Нина сверкнула глазами.
— Не доработать, а переписать! — воскликнула она.
— Иначе мюзикл провалится с треском! — добавила Трейси и многозначительно посмотрела на Бланта.
— Трейси права, — Нина разъярилась не на шутку. — А ты, Алекс, тупоголовый, как...
— Да что вы так набросились! — взмолился Берт Бэнкрофт. — Текст вполне нормальный. Я изложил... хм, в стихотворной форме события первого акта, чтобы зрители еще раз все обдумали, вникли...
— Безмозглый мешок с соломой!
Нина поняла, что переборщила, и сбавила тон.
— Ну, извините, Берт. Песня не должна быть глупой или скучной. И вовсе не обязательно пересказывать все, что происходило в первом акте. Слова могут быть о чем угодно, но пусть у зрителя возникает ассоциация... Вы понимаете, о чем я говорю? Мне нужна легкая, запоминающаяся, яркая песня с простыми, но доходчивыми словами. Ее будут потом напевать в машине, под душем, на прогулке... Это шлягер, хит... Может, вас стукнуть по голове, чтобы дошло?! Черт-те что! Я не обязана объяснять автору прописные истины!
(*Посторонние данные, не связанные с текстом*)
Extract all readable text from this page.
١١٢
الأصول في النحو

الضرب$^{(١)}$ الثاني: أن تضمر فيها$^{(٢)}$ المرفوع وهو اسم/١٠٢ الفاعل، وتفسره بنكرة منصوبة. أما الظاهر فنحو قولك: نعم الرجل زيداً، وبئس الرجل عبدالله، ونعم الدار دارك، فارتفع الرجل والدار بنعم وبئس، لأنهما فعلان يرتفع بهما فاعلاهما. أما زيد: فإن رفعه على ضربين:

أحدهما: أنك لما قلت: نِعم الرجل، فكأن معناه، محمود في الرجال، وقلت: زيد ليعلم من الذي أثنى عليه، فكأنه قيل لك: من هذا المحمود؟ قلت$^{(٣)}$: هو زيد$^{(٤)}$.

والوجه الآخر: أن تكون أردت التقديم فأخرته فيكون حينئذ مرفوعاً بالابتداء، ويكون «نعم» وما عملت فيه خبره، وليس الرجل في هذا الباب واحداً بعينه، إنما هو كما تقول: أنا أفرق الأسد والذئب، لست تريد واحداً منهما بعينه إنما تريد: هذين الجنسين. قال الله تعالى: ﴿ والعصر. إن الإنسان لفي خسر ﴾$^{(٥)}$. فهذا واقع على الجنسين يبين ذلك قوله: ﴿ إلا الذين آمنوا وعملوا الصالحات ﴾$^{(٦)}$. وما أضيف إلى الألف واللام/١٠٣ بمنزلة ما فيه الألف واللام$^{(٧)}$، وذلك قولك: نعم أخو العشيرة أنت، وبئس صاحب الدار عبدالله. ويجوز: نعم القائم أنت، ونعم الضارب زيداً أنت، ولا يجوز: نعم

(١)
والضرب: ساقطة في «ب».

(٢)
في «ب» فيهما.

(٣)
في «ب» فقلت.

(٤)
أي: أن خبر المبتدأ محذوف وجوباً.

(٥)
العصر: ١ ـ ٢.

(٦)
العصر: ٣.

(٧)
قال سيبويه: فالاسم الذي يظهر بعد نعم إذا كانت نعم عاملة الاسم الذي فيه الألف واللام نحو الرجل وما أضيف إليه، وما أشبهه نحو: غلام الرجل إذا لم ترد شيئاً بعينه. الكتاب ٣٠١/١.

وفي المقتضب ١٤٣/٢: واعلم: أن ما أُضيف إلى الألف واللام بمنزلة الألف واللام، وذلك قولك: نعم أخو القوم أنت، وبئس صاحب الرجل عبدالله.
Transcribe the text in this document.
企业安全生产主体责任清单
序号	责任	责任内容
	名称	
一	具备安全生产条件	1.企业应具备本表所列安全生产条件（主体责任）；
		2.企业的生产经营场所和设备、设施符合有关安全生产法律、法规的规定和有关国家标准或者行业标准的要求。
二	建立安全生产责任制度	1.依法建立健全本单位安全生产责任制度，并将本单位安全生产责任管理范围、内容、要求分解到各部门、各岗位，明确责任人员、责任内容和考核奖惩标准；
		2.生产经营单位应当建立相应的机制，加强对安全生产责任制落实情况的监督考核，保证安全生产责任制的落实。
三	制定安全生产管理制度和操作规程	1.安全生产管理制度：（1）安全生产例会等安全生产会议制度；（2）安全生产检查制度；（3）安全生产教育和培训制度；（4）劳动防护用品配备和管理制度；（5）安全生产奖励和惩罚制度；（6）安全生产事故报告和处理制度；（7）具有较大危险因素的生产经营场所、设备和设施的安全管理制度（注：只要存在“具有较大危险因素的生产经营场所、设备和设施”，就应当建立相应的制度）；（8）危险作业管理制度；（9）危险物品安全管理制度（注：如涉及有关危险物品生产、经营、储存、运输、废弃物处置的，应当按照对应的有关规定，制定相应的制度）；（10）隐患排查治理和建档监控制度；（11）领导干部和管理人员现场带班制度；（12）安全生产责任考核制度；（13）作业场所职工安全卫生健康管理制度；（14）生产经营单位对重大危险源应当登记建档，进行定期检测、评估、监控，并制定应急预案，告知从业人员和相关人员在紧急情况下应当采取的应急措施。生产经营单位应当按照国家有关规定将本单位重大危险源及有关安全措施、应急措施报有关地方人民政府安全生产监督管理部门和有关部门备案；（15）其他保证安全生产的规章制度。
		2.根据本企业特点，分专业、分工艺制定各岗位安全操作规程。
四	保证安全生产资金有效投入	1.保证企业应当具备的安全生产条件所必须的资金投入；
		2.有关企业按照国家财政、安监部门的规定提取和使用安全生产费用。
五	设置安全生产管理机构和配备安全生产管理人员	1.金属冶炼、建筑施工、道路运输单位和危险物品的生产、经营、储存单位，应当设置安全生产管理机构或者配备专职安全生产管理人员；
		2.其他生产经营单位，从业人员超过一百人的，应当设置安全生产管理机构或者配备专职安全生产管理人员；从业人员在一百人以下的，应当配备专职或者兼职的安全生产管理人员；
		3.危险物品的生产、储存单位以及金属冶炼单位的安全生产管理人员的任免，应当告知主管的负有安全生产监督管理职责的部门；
Эта свара мне порядком надоела. Вот уже два часа они ругались, обзывали друг друга по всякому поводу и вообще без поводов. А за окном сияло солнышко и пели птицы. Почему я должна выслушивать так называемые «творческие споры»? И не отправиться ли на природу? «Творцы» настолько заняты собой, что вряд ли заметят мое отсутствие.
Так и получилось.
С каким наслаждением вдохнула я полной грудью свежий воздух! Да здравствуют душистые травы и ласковый ветерок!
Я пересекла двор и остановилась у небольшого озерца. Очень хотелось искупаться, но берега были топкими, заросшими травой, а воду покрывала ряска, так что я решила не рисковать.
Я стояла и смотрела на озеро, как вдруг за моей спиной раздалось:
— Остатки былой роскоши... Все заканчивается одинаково: гниение и распад...
Обернувшись, я увидела маленькую старушку, похожую на сушеное яблоко.
— Да, плесень и гниль — это ужасно, — сказала я, чтобы хоть как-то поддержать разговор.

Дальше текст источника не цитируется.